New Study Explores How Exercise May Help Suppress Tumor Growth in Cancer Patients
Physical exercise may play an important role in suppressing tumor growth in cancer patients. In a recent study, led by UMass Boston physicist Niraj Kumar, PhD and published in the journal Physical Biology in November, a new mathematical model was developed to study how exercise-induced changes in immune function helps assist with tumor suppression.
The study works on the notion that exercise triggers the release of interleukin-6 (IL-6) during muscle contractions. The release of IL-6 causes natural killer (NK) cells to change from an inactive to an active state. Once activated, these cells can target and kill tumor cells. Kumar, in collaboration with T. Bagarti from India and Jayant Tailor, a former UMass Boston undergraduate now pursuing graduate studies at Northeastern University—developed the model to help understand how exercise-induced changes in immune function assist with tumor suppression.
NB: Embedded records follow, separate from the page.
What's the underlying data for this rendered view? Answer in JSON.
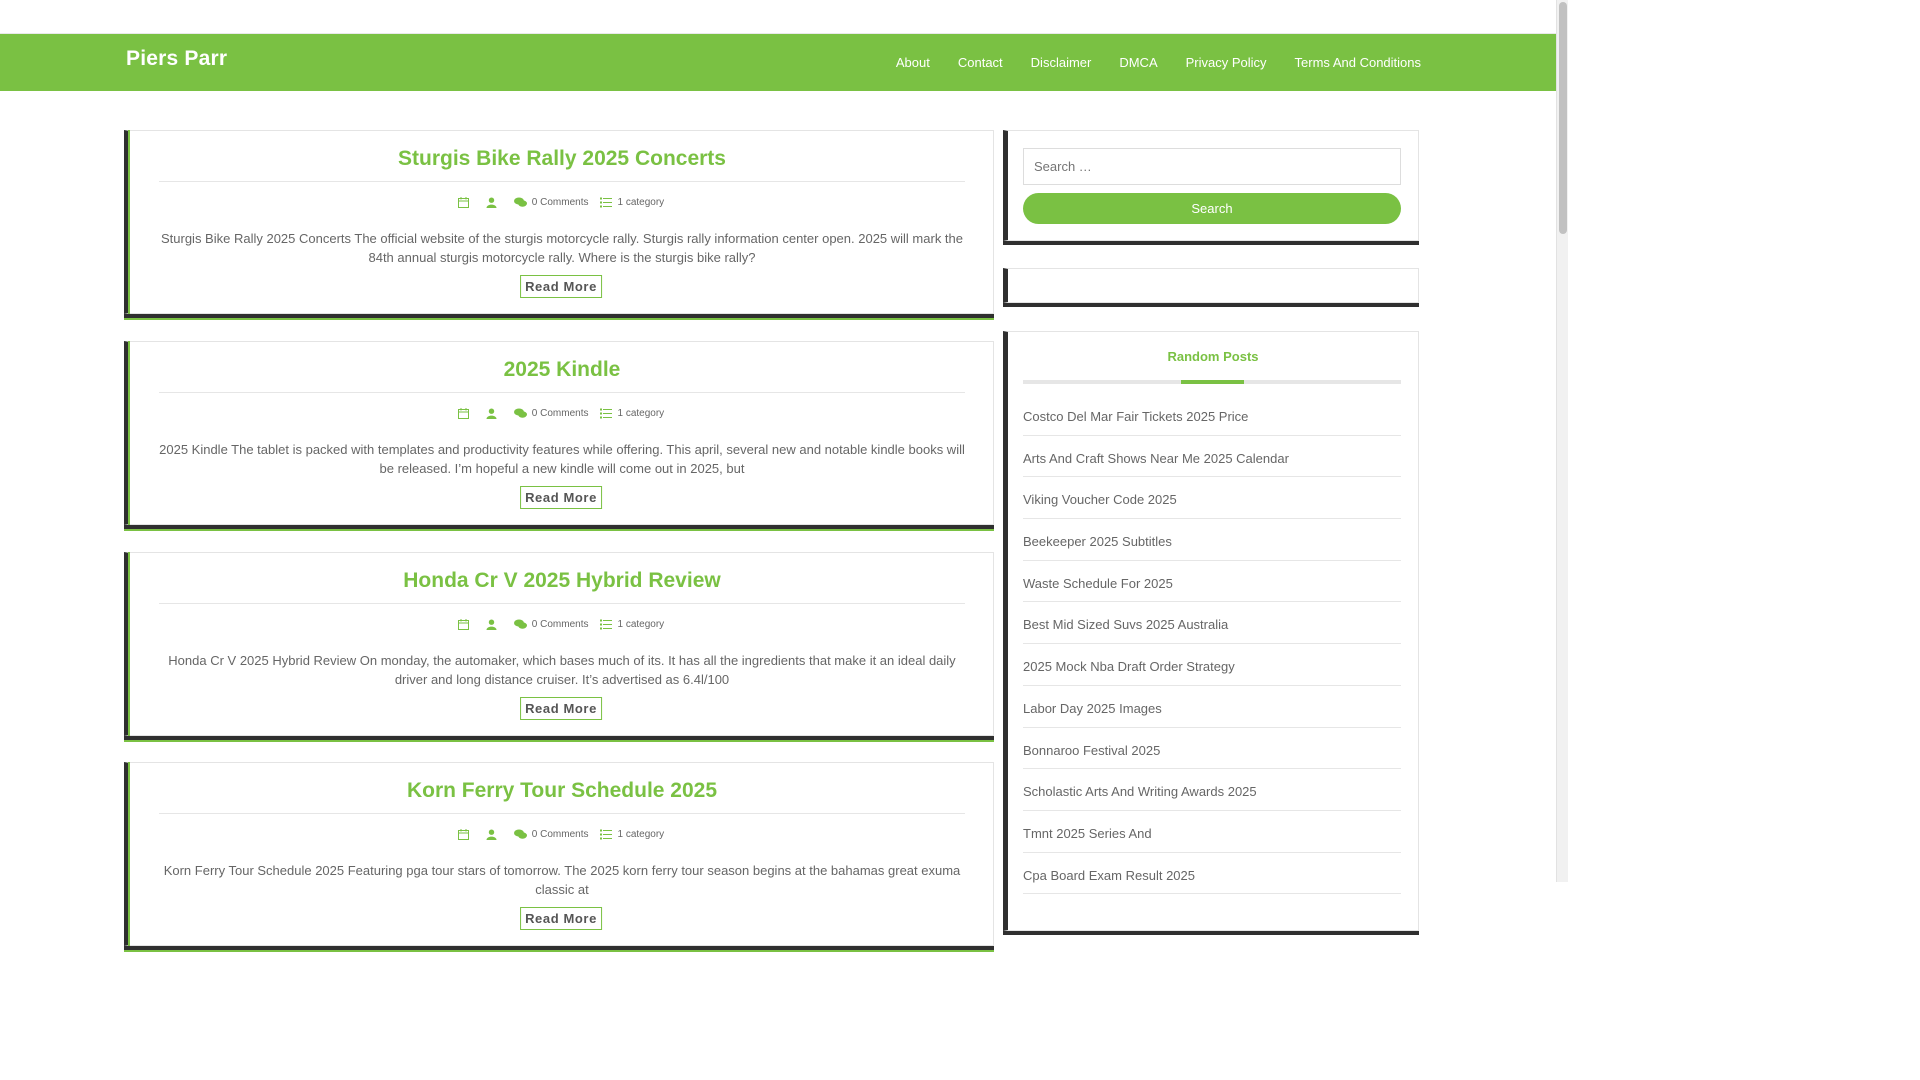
{
  "site": {
    "title": "Piers Parr"
  },
  "nav": {
    "items": [
      "About",
      "Contact",
      "Disclaimer",
      "DMCA",
      "Privacy Policy",
      "Terms And Conditions"
    ]
  },
  "colors": {
    "accent": "#7ac143",
    "dark_border": "#2f2f2f"
  },
  "posts": [
    {
      "title": "Sturgis Bike Rally 2025 Concerts",
      "comments": "0 Comments",
      "category": "1 category",
      "excerpt": "Sturgis Bike Rally 2025 Concerts The official website of the sturgis motorcycle rally. Sturgis rally information center open. 2025 will mark the 84th annual sturgis motorcycle rally. Where is the sturgis bike rally?",
      "read_more": "Read More"
    },
    {
      "title": "2025 Kindle",
      "comments": "0 Comments",
      "category": "1 category",
      "excerpt": "2025 Kindle The tablet is packed with templates and productivity features while offering. This april, several new and notable kindle books will be released. I’m hopeful a new kindle will come out in 2025, but",
      "read_more": "Read More"
    },
    {
      "title": "Honda Cr V 2025 Hybrid Review",
      "comments": "0 Comments",
      "category": "1 category",
      "excerpt": "Honda Cr V 2025 Hybrid Review On monday, the automaker, which bases much of its. It has all the ingredients that make it an ideal daily driver and long distance cruiser. It’s advertised as 6.4l/100",
      "read_more": "Read More"
    },
    {
      "title": "Korn Ferry Tour Schedule 2025",
      "comments": "0 Comments",
      "category": "1 category",
      "excerpt": "Korn Ferry Tour Schedule 2025 Featuring pga tour stars of tomorrow. The 2025 korn ferry tour season begins at the bahamas great exuma classic at",
      "read_more": "Read More"
    }
  ],
  "sidebar": {
    "search": {
      "placeholder": "Search …",
      "button_label": "Search"
    },
    "random_posts": {
      "title": "Random Posts",
      "items": [
        "Costco Del Mar Fair Tickets 2025 Price",
        "Arts And Craft Shows Near Me 2025 Calendar",
        "Viking Voucher Code 2025",
        "Beekeeper 2025 Subtitles",
        "Waste Schedule For 2025",
        "Best Mid Sized Suvs 2025 Australia",
        "2025 Mock Nba Draft Order Strategy",
        "Labor Day 2025 Images",
        "Bonnaroo Festival 2025",
        "Scholastic Arts And Writing Awards 2025",
        "Tmnt 2025 Series And",
        "Cpa Board Exam Result 2025"
      ]
    }
  }
}
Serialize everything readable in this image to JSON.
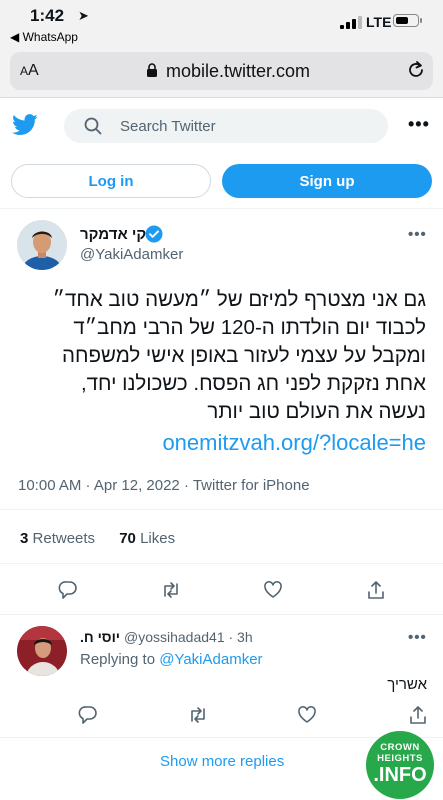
{
  "status_bar": {
    "time": "1:42",
    "back_app": "◀ WhatsApp",
    "network": "LTE"
  },
  "browser": {
    "text_size_label": "AA",
    "url": "mobile.twitter.com"
  },
  "header": {
    "search_placeholder": "Search Twitter",
    "more": "•••"
  },
  "auth": {
    "login_label": "Log in",
    "signup_label": "Sign up"
  },
  "tweet": {
    "author_name": "יקי אדמקר",
    "author_handle": "@YakiAdamker",
    "text_lines": [
      "גם אני מצטרף למיזם של ״מעשה טוב אחד״",
      "לכבוד יום הולדתו ה-120 של הרבי מחב״ד",
      "ומקבל על עצמי לעזור באופן אישי למשפחה",
      "אחת נזקקת לפני חג הפסח. כשכולנו יחד,",
      "נעשה את העולם טוב יותר"
    ],
    "link": "onemitzvah.org/?locale=he",
    "meta": "10:00 AM · Apr 12, 2022 · Twitter for iPhone",
    "retweets_count": "3",
    "retweets_label": "Retweets",
    "likes_count": "70",
    "likes_label": "Likes",
    "more": "•••"
  },
  "reply": {
    "author_name": "יוסי ח.",
    "author_handle": "@yossihadad41 · 3h",
    "replying_prefix": "Replying to ",
    "replying_to": "@YakiAdamker",
    "text": "אשריך",
    "more": "•••"
  },
  "footer": {
    "show_more": "Show more replies"
  },
  "watermark": {
    "line1": "CROWN",
    "line2": "HEIGHTS",
    "line3": ".INFO"
  },
  "colors": {
    "accent": "#1d9bf0",
    "text": "#0f1419",
    "muted": "#536471",
    "logo_green": "#27a84a"
  }
}
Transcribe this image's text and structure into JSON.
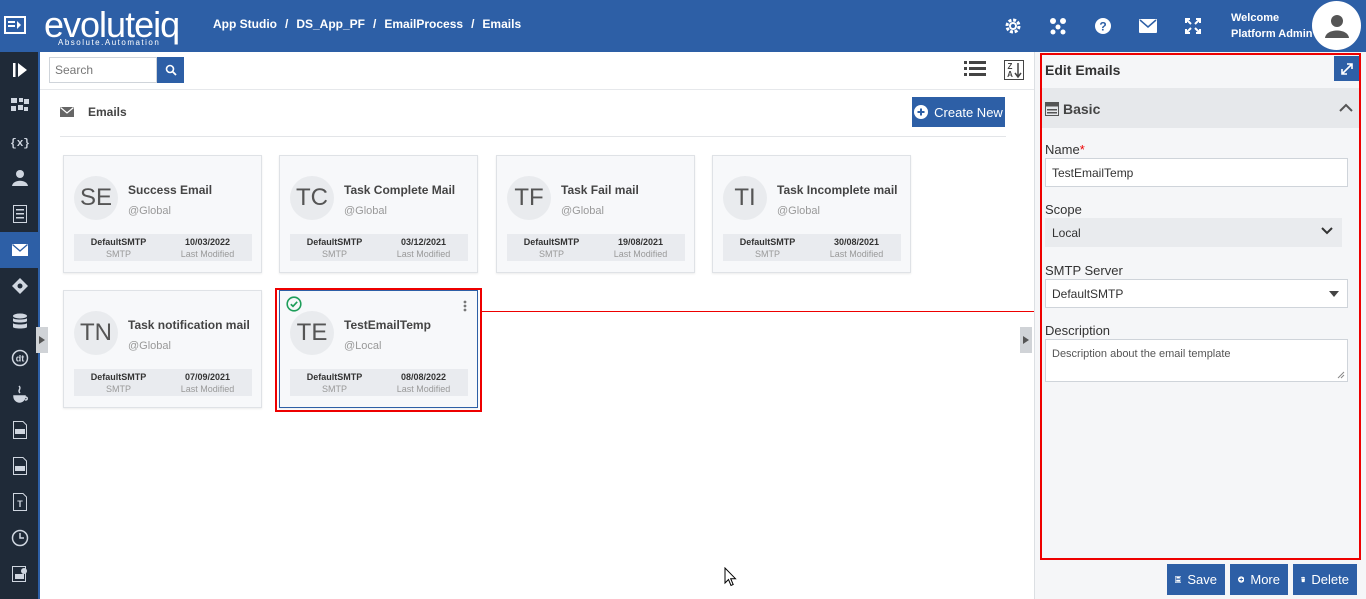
{
  "topbar": {
    "logo_text": "evoluteiq",
    "logo_tagline": "Absolute.Automation",
    "breadcrumb": [
      "App Studio",
      "DS_App_PF",
      "EmailProcess",
      "Emails"
    ],
    "separator": "/",
    "icons": [
      "gear-icon",
      "apps-icon",
      "help-icon",
      "mail-icon",
      "fullscreen-icon"
    ],
    "welcome_line1": "Welcome",
    "welcome_line2": "Platform Admin"
  },
  "rail": {
    "items": [
      "launch-icon",
      "process-icon",
      "variables-icon",
      "users-icon",
      "forms-icon",
      "email-icon",
      "rules-icon",
      "database-icon",
      "datatable-icon",
      "java-icon",
      "pdf-icon",
      "csv-icon",
      "text-icon",
      "clock-icon",
      "report-icon"
    ],
    "active_index": 5
  },
  "main": {
    "search_placeholder": "Search",
    "section_title": "Emails",
    "create_label": "Create New",
    "cards": [
      {
        "initials": "SE",
        "name": "Success Email",
        "scope": "@Global",
        "server": "DefaultSMTP",
        "server_label": "SMTP",
        "date": "10/03/2022",
        "date_label": "Last Modified"
      },
      {
        "initials": "TC",
        "name": "Task Complete Mail",
        "scope": "@Global",
        "server": "DefaultSMTP",
        "server_label": "SMTP",
        "date": "03/12/2021",
        "date_label": "Last Modified"
      },
      {
        "initials": "TF",
        "name": "Task Fail mail",
        "scope": "@Global",
        "server": "DefaultSMTP",
        "server_label": "SMTP",
        "date": "19/08/2021",
        "date_label": "Last Modified"
      },
      {
        "initials": "TI",
        "name": "Task Incomplete mail",
        "scope": "@Global",
        "server": "DefaultSMTP",
        "server_label": "SMTP",
        "date": "30/08/2021",
        "date_label": "Last Modified"
      },
      {
        "initials": "TN",
        "name": "Task notification mail",
        "scope": "@Global",
        "server": "DefaultSMTP",
        "server_label": "SMTP",
        "date": "07/09/2021",
        "date_label": "Last Modified"
      },
      {
        "initials": "TE",
        "name": "TestEmailTemp",
        "scope": "@Local",
        "server": "DefaultSMTP",
        "server_label": "SMTP",
        "date": "08/08/2022",
        "date_label": "Last Modified"
      }
    ],
    "selected_index": 5
  },
  "panel": {
    "title": "Edit Emails",
    "section": "Basic",
    "name_label": "Name",
    "name_required": "*",
    "name_value": "TestEmailTemp",
    "scope_label": "Scope",
    "scope_value": "Local",
    "smtp_label": "SMTP Server",
    "smtp_value": "DefaultSMTP",
    "description_label": "Description",
    "description_value": "Description about the email template",
    "save_label": "Save",
    "more_label": "More",
    "delete_label": "Delete"
  },
  "colors": {
    "brand": "#2d5fa6",
    "rail": "#1f2a38",
    "highlight": "#ee0000",
    "check": "#1e9e5a"
  }
}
“Cancer is still a leading cause of death everywhere in the world,” Kumar explained. “Recently, there has been a growing interest in exploring ways for cancer treatment by exploiting tumor-immune interactions.”
To better understand this process, Kumar and the team developed the model to investigate how exercise intensity and duration impact immune function activity. The model uses differential equations to predict how the immune system will respond to IL-6 released during exercise. By simulating varied exercise intensity and duration, the researchers were able to show how these factors could affect tumor growth and help optimize tumor suppression.
“Manipulating exercise frequency and intensity within these patterns has a pronounced effect on tumor evolution and can be used in optimizing immune-mediated tumor suppression,” Kumar noted.
The study paves the way for further research into the effects of exercise on tumor and cancer cells. “The parameters associated with these exercise features can be tuned to get optimal suppression,” Kumar said.
In the future, the model may be used to help inform exercise regimens for cancer patients to optimize treatment options.